06/22/2009 05:12 am ET Updated May 25, 2011

The New York Times : Let it Fall

There's been much hand wringing over the decline and potential total implosion of the New York Times. But, really, is there any news organization that would benefit more from being wrested from its family control and given new ownership than the Times?

The so-called "paper of record" has been, since its inception, insular and incestuous, and has remained so by design. A nifty covenant drawn up in the mid-1980s guaranteed that the family's stock in the paper could only be traded within the "The Trust" for decades forward.

This insured little opposition in January of 1992 when Arthur Sulzberger Jr. -- often called "Pinch," but rarely to his face -- became the 5th member of the Ochs/Sulzberger family to run the paper.

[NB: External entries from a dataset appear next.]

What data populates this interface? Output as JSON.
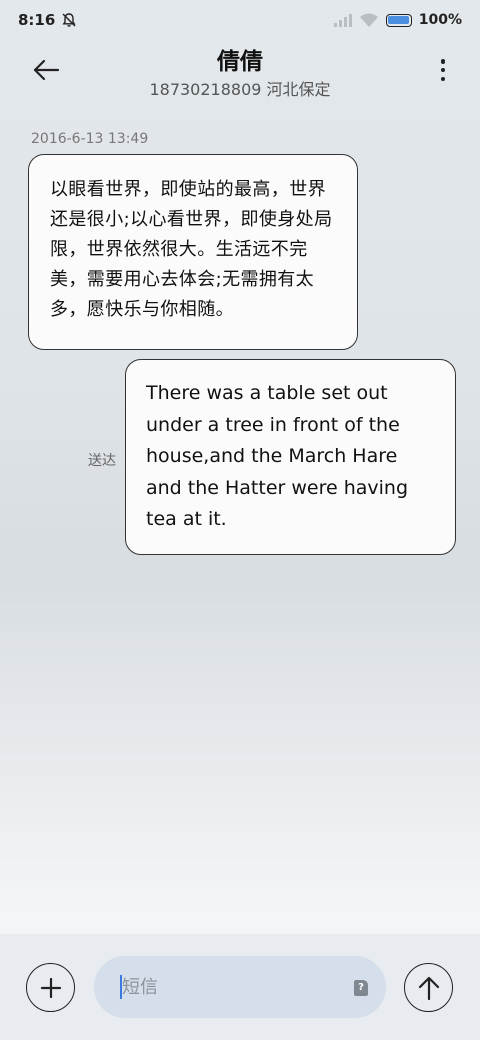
{
  "status_bar": {
    "time": "8:16",
    "battery_level": "100%",
    "icons": [
      "bell-off-icon",
      "signal-icon",
      "wifi-icon",
      "battery-icon"
    ]
  },
  "header": {
    "title": "倩倩",
    "subtitle": "18730218809 河北保定",
    "icons": [
      "back-arrow-icon",
      "more-vertical-icon"
    ]
  },
  "messages": {
    "timestamp": "2016-6-13 13:49",
    "incoming_text": "以眼看世界，即使站的最高，世界还是很小;以心看世界，即使身处局限，世界依然很大。生活远不完美，需要用心去体会;无需拥有太多，愿快乐与你相随。",
    "outgoing_text": "There was a table set out under a tree in front of the house,and the March Hare and the Hatter were having tea at it.",
    "delivered_label": "送达"
  },
  "composer": {
    "placeholder": "短信",
    "value": "",
    "icons": [
      "plus-icon",
      "sim-card-icon",
      "send-arrow-icon"
    ]
  },
  "colors": {
    "accent": "#3a7be0",
    "input_background": "#d5dfeb",
    "bubble_background": "#fbfbfc"
  }
}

And by all accounts, the least qualified. From poor strategic decisions (buying in 1999 for $30 million only to shut it down, taking a nearly $23 million write down, a mere three years later) to lax oversight, Sulzberger has been to liberal nepotism as the Bush clan has been to the conservative kind.

The issue isn't just that under Sulzberger's leadership the Times has occasionally gotten stories wrong. You can't have the world as your beat and not make mistakes. The issue is that the Times has built up a culture that prefers celebrity above journalistic ethics. How else could you explain a cycle of flawed reporting from its "best" writers?

The Wen Ho Lee reporting. Howell Raines's crusade against Augusta. Jayson Blair. Rick Bragg (among others) doing the "toe touch." Judy Miller's WMD reporting. Judy Miller's Plame reporting (and her showy stint in jail. And, considering their close past, Pinch should have completely recused himself from another entanglement with Ms. Miller). The Kurt Eichenwald mess (did he finance kiddie porn?). Right on up to Dowd getting a pass on plagiarism and Friedman taking speaking fees from government agencies. In every instance there were editors and higher-ups aware that the reporting was suspect or going to print with minimal fact checking. And in every instance nothing was done until the scandal broke.

Fox News may be a hack outfit, but they're up front with their bias. And despite their lowered bar of expectations, can you honestly name as many scandals of significance perpetrated by their "reporters" over a similar period of time?

The Times would dearly and severely benefit from new leadership that was more responsive and responsible to their shareholders. In that regard, the paper cannot change hands quickly enough.